Blazon: Argent a cross of Calatrava gules between two keys in base pilewise sable
The arms of the town probably derive from its role as the residence of the clavero of the Order of Calatrava. This role was responsible for keeping the keys of the Order’s stronghold in the castle of Calatrava la Nueva.
There are a lot of things I really like about these arms, starting with the simple but striking design. Points for symmetry, sticking to the law of tincture, using a unique positioning of the keys, and minimal use of color. Extra points for having the charges tie into the area’s history; it’s much more subtle than canting arms, which (to me at least) makes it more interesting. And finally, extra bonus points for teaching me something neat about the structure of the Order of Calatrava.

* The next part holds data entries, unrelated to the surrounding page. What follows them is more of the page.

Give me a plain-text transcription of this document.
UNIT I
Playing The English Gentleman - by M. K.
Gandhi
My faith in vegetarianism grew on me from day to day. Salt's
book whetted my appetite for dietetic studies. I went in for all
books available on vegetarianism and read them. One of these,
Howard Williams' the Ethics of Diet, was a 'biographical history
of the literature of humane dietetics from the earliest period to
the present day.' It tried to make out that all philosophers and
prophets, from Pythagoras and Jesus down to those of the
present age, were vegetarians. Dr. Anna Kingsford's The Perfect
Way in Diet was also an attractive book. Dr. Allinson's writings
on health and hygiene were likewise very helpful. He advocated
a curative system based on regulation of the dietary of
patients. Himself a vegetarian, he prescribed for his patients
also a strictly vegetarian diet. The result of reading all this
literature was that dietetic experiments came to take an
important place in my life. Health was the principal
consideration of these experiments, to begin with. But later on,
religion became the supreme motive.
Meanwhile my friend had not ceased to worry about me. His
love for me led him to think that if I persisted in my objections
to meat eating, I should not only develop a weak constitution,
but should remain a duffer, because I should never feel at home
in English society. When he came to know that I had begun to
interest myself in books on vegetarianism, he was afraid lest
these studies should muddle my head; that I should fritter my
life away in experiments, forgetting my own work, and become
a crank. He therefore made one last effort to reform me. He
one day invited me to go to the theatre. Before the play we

Blazon: Azure three bees volant or, on a point in chief gules a poleaxe in pale surmounted by two keys in saltire argent
The addition of the point in chief came with Carlo Barberini’s appointment to the position of Gonfalonier of the Church (likely around 1623, when Pope Urban VIII was elected). This position gave the bearer the right to use the papal keys and the umbraculum on his personal coat of arms. It is possible that the poleaxe in this depiction ought to be an umbraculum.
Oh, Barberinis. You can fudge the blazon enough to pretend they’re really bees, and you can add all the Papal regalia you want, but your coat of arms still very possibly started out as horseflies. Personally, I’m never going to forget.